Test-NetConnection db-host -Port 3306
mysql -h db-host -u appuser -p -e "select 1;"
Use this when the site depends on PostgreSQL or MySQL.
Get-Service W3SVC
Get-Website
Get-WebBinding
Get-ChildItem IIS:\AppPools
Use this to confirm the site exists, the bindings are correct, and the app pool is in a healthy state.
Get-WinEvent -LogName Application -MaxEvents 20
Get-WinEvent -LogName System -MaxEvents 20
curl.exe -vk http://localhost
Use this to check for startup failures, pool crashes, and local response behavior.
| Symptom | Likely layer | What to do |
|---|---|---|
| Domain points to wrong IP | DNS | Fix the A record or stale cache. |
| HTTPS fails but HTTP works | TLS | Check certificate, SNI, chain, and expiry. |
| 404 or wrong site responds | Reverse proxy / routing | Check nginx/IIS bindings and site mapping. |
| 502/503 | App process | Check service is running and listening. |
| App starts but one page fails | Dependency | Check database, cache, queue, or API call. |
| Only database-backed pages fail | Database | Test the DB connection directly before changing code. |
After deployment, the site returns 502 errors but DNS still resolves.
Confirm HTTPS, redirects, and the public response path first.
Verify reverse proxy, bindings, ports, and the app process.
Test the health endpoint and database connectivity if only some pages fail.
Re-test from browser and monitoring before closing the incident.
The site starts returning 502 errors after a deployment.
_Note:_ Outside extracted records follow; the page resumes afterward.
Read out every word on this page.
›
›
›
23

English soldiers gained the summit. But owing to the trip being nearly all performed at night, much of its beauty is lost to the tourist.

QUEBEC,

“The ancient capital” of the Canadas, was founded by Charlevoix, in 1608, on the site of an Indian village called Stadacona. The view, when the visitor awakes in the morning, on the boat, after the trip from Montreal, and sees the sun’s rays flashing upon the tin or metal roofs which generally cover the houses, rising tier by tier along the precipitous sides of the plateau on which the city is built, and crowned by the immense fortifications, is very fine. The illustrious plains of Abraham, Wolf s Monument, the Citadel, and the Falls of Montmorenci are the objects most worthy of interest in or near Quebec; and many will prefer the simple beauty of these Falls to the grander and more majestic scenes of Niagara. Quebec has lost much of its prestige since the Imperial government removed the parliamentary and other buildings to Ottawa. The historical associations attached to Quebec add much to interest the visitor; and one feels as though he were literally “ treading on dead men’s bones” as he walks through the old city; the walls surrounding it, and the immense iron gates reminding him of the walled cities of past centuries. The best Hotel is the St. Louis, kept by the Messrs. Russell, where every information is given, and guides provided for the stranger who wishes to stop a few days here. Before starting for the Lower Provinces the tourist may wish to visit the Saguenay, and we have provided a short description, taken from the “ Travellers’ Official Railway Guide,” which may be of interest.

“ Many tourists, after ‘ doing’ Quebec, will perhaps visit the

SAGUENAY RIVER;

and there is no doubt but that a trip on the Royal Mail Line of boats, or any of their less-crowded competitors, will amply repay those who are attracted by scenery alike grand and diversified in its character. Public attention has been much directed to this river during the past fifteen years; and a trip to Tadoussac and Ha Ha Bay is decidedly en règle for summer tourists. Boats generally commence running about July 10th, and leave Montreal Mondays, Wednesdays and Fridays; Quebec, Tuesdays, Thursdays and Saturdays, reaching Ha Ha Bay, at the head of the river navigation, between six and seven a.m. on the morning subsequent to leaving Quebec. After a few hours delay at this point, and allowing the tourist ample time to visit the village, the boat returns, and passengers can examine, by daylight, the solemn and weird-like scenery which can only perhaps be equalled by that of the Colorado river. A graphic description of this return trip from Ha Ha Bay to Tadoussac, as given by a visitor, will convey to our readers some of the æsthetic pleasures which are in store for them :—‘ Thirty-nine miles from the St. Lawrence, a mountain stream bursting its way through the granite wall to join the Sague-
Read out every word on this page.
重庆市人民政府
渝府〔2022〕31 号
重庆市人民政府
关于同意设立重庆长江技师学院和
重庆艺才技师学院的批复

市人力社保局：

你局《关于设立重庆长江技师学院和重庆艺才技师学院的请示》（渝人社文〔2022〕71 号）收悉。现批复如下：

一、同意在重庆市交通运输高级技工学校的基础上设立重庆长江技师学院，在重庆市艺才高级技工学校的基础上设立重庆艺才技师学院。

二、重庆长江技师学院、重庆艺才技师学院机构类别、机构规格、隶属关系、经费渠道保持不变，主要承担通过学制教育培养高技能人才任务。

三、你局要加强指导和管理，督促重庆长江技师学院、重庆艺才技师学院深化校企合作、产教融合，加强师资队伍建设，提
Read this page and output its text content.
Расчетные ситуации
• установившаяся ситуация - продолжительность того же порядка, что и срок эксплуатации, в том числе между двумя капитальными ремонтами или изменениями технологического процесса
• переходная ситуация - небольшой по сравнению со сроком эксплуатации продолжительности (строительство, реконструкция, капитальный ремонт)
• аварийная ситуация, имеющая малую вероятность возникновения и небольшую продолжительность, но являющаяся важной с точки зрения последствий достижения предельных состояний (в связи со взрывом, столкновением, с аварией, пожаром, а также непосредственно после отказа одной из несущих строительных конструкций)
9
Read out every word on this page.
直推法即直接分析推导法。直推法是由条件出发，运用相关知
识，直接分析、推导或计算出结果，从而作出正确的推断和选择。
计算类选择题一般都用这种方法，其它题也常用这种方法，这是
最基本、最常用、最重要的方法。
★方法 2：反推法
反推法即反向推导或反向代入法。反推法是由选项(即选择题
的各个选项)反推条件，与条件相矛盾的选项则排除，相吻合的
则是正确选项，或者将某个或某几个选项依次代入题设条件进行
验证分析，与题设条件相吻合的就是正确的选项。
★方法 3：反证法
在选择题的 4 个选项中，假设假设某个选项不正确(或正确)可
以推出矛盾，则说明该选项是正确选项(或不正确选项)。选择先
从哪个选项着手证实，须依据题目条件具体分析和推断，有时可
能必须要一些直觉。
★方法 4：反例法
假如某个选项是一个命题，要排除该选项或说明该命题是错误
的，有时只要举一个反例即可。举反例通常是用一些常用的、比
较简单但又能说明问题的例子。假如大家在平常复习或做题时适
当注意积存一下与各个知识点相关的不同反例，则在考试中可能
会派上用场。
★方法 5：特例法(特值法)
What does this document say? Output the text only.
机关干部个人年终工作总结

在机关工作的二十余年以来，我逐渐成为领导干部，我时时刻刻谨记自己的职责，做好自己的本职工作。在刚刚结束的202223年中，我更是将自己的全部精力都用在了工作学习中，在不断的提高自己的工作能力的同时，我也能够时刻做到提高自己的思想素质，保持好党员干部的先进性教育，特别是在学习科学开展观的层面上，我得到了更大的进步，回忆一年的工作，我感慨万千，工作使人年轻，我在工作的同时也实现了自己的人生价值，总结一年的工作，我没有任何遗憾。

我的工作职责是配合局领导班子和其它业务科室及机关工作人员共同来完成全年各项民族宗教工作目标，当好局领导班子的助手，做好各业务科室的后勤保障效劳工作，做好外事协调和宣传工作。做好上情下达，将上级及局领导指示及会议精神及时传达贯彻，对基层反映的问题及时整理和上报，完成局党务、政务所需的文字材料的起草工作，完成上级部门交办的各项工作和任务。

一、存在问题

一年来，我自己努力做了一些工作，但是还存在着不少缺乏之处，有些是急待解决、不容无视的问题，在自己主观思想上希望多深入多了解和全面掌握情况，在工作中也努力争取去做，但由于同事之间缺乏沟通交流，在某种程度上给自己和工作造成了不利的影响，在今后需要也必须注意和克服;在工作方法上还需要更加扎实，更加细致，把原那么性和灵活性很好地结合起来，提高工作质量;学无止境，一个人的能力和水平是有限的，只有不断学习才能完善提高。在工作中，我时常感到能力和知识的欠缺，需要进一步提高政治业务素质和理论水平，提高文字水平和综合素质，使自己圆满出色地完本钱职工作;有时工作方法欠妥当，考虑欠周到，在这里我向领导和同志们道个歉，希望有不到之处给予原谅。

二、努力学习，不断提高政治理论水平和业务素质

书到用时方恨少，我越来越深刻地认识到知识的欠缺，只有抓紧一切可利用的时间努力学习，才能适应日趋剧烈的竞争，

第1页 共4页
Users can resolve DNS and reach the domain, but the home page does not load.
The working assumption here is that the failure sits between the edge and the app host, not that the entire app is down.
curl -vk https://anupkumarctech.com
Get-WebBinding
Get-Service W3SVC
systemctl status nginx
ss -lntp | grep ':80\|:443'
tail -n 100 /var/log/nginx/error.log
curl -I http://127.0.0.1:5000/health
Test-NetConnection db-host -Port 5432
That order keeps the diagnosis focused. Each command proves one layer before moving to the next.